Imagine um spray nasal capaz de tornar você imune não apenas à COVID-19 ou à gripe, mas a praticamente todas as doenças respiratórias conhecidas e futuras. Em um artigo publicado hoje (20/2) na prestigiada revista Science, pesquisadores descreveram uma vacina que alcançou exatamente esse feito em testes com camundongos. A proteção durou pelo menos três meses contra múltiplos vírus e bactérias, além de suprimir respostas alérgicas respiratórias.
Liderada pelo imunologista Bali Pulendran, da Universidade de Stanford, a equipe desenvolveu o que está sendo chamado de "vacina de ponte". Se os resultados forem replicados com segurança em humanos, essa vacina universal poderá ser oferecida à população no início de cada inverno, servindo como uma barreira inicial robusta contra novas variantes e futuras ameaças pandêmicas.
Diferente das vacinas convencionais, que ensinam as células B e T (sistema adaptativo) a reconhecer proteínas específicas de um único patógeno, esta nova fórmula foca no sistema imunológico inato. Este sistema é uma linha de defesa evolutivamente antiga e muito mais ampla, capaz de reagir a diversos tipos de invasores de forma não seletiva.
A vacina é composta por três componentes principais:
Dois fármacos estimulantes: Ativam proteínas receptoras que despertam as células imunológicas inatas (como os macrófagos) nos pulmões.
Proteína imunogênica: Um componente derivado do ovo que estimula as células T a manterem o sistema inato em estado de alerta constante. Sem esse "lembrete", a imunidade desapareceria rapidamente.

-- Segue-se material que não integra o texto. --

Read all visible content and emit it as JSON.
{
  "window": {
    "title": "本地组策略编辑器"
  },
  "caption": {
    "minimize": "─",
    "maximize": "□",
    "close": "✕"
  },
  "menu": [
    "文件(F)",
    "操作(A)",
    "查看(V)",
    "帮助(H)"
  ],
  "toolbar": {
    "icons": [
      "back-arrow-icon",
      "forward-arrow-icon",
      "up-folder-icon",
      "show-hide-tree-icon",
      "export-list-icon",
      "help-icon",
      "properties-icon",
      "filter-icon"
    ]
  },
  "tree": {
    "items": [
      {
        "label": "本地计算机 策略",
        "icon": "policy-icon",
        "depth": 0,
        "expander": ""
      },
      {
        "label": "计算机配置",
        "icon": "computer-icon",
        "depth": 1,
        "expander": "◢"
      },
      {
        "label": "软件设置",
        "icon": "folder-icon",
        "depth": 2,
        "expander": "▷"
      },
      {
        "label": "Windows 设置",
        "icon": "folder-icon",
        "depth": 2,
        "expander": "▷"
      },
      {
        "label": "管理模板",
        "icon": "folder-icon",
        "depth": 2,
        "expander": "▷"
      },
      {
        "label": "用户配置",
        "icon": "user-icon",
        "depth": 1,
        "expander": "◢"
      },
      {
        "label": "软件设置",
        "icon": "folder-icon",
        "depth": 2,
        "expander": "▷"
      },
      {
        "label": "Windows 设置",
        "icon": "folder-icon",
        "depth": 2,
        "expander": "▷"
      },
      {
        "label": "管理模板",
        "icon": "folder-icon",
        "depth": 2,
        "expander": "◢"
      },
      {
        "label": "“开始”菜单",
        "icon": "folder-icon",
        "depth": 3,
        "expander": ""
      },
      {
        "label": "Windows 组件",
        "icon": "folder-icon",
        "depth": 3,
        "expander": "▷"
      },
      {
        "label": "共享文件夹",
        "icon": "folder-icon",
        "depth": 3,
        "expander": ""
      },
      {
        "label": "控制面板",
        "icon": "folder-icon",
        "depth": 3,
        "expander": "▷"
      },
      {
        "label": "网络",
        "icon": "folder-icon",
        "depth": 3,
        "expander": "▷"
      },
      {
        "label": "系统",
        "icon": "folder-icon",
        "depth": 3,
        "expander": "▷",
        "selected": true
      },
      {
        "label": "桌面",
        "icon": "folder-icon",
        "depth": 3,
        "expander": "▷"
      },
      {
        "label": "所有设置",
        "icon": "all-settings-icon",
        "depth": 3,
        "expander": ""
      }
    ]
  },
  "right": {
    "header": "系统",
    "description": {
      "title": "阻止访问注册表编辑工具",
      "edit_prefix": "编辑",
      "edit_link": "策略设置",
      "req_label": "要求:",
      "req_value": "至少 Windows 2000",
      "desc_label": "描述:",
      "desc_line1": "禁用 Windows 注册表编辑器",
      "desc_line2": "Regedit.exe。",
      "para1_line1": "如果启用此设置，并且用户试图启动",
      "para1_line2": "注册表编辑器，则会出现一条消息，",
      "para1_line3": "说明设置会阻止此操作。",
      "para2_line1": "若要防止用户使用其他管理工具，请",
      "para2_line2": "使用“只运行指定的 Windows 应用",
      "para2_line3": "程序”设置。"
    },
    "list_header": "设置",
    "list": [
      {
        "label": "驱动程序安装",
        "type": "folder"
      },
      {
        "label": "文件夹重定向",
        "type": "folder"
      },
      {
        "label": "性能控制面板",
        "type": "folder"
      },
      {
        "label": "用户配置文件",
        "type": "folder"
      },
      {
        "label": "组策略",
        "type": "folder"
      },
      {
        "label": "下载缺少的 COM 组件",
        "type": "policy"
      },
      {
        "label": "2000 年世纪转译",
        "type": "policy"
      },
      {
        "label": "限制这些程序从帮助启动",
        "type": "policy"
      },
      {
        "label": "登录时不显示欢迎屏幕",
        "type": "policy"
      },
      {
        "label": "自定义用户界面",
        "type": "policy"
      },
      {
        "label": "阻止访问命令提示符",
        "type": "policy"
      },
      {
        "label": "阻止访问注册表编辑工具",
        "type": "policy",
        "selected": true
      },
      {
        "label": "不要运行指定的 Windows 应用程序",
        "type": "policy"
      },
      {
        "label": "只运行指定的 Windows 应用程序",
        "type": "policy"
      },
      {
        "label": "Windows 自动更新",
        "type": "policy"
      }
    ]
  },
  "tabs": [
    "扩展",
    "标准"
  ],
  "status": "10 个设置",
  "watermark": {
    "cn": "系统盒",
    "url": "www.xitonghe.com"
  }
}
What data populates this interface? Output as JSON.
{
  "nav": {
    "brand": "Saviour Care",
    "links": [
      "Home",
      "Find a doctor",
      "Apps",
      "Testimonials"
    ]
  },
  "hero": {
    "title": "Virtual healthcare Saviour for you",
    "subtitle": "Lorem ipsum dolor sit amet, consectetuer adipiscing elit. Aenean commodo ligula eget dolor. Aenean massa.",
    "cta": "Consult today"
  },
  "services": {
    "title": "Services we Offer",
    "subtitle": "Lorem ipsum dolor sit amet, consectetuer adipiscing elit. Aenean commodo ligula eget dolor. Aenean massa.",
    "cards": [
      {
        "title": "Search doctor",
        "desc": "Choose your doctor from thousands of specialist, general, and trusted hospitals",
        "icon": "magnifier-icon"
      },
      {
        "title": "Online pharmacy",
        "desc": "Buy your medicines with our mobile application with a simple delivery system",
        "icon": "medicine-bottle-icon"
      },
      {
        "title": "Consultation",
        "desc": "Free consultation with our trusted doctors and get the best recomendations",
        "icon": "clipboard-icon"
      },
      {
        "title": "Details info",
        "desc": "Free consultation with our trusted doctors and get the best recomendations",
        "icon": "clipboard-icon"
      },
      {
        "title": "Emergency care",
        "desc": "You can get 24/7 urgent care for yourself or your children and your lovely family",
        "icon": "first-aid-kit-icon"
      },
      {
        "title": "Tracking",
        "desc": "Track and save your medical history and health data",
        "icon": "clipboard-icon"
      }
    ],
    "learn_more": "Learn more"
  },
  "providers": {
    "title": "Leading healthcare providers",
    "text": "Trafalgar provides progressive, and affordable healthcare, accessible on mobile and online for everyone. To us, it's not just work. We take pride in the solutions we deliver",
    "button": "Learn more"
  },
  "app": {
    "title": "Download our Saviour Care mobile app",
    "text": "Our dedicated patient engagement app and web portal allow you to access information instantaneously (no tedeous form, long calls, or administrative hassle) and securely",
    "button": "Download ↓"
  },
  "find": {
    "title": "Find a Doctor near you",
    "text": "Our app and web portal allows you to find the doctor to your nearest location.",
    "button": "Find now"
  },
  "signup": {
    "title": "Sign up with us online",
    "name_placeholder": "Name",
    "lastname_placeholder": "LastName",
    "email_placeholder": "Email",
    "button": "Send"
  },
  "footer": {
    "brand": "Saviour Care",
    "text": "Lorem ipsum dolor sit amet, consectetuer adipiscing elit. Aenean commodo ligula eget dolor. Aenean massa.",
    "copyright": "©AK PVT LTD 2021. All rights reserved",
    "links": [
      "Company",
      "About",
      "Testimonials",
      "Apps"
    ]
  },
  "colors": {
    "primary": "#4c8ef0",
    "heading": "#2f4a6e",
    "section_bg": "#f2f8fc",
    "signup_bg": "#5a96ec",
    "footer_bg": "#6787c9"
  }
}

A eficácia do spray nasal reside no que Pulendran chama de sistema de baluarte duplo. A vacinação nas mucosas cria uma barreira inicial que limita a entrada de patógenos nos pulmões. Caso algum vírus consiga atravessar essa primeira defesa, o sistema imunológico pulmonar, já "preparado" pela vacina, reage com uma velocidade extraordinária para eliminar os invasores restantes.
Além da proteção contra patógenos como o SARS-CoV-2, os testes mostraram um benefício inesperado: a ativação dessas vias imunológicas suprimiu a hipersensibilidade a ácaros da poeira doméstica, prevenindo crises de asma alérgica.
Especialistas como Akiko Iwasaki, da Universidade de Yale, classificaram o estudo como "fantástico" e "emocionante". Embora os dados em camundongos sejam claros e promissores, o grande desafio agora é a transição para os testes clínicos em seres humanos. A segurança é a prioridade, uma vez que manter o sistema imunológico em estado de alerta constante exige um equilíbrio delicado para não causar inflamações indesejadas.
Se aprovada, a vacina universal representaria uma mudança de paradigma: em vez de corrermos atrás de vacinas específicas para cada nova variante de gripe ou coronavírus, teríamos uma defesa genérica capaz de neutralizar a maioria das ameaças respiratórias antes mesmo que elas se tornem epidemias.